FIG. 1 is a schematic illustration of an endoluminal catheter.
FIG. 2, top, shows a computer image of fluoresceinated heparin in the pulsed rabbit artery, and bottom, in the non-pulsed artery.
FIG. 3 shows confocal microscopy images of rabbit arteries after fluoresceinated heparin treatment.
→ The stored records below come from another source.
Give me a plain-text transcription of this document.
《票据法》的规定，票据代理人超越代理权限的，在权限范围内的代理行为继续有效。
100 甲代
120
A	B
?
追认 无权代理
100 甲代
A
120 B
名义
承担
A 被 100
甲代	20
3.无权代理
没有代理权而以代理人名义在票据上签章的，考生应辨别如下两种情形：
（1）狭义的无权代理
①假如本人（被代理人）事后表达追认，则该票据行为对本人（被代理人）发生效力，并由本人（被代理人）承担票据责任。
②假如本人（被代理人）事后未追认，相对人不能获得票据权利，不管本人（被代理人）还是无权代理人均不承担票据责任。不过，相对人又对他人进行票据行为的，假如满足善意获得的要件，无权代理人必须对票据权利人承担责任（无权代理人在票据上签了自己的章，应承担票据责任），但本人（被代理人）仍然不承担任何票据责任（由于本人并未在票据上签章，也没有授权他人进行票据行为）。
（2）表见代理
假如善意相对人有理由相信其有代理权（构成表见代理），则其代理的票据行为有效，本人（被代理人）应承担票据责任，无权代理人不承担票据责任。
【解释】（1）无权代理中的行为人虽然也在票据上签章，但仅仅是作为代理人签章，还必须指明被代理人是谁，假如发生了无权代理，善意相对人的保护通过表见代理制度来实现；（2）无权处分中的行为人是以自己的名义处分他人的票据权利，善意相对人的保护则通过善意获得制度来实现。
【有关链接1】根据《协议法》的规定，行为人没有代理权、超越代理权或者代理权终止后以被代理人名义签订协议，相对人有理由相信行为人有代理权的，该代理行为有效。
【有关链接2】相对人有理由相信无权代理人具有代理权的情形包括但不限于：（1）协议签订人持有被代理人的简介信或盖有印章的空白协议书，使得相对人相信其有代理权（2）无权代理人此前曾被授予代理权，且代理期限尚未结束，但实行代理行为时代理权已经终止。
R1L1 shows the left artery, no pulse; R1R1 shows the right artery, with pulse; R2L1 shows the left artery, with pulse; and R2E1 shows the right artery, no pulse.
FIG. 4 shows confocal microscopy fluorescent images of rabbit arteries after heparin treatment. 4L2 shows left artery with pulse; 4R2 shows right artery no pulse; 4L1 shows left artery with pulse; and 1L3 shows left artery no pulse.
FIG. 5 shows confocal microscopy fluorescent images of rabbit arteries after heparin treatment. 12R1, right artery with pulse and 12L1, left artery, no pulse.
FIG. 6 is a schematic diagram of a rabbit treated by the method of the invention, including the catheter description.
FIG. 7 is a schematic diagram of an exemplary endoluminal electroporation catheter of the invention.
FIG. 8, panels a-c, show x-rays of insertion of the catheter into the carotid artery (a), infusion of radiocontrast dye (b), and balloon inflation (c), respectively.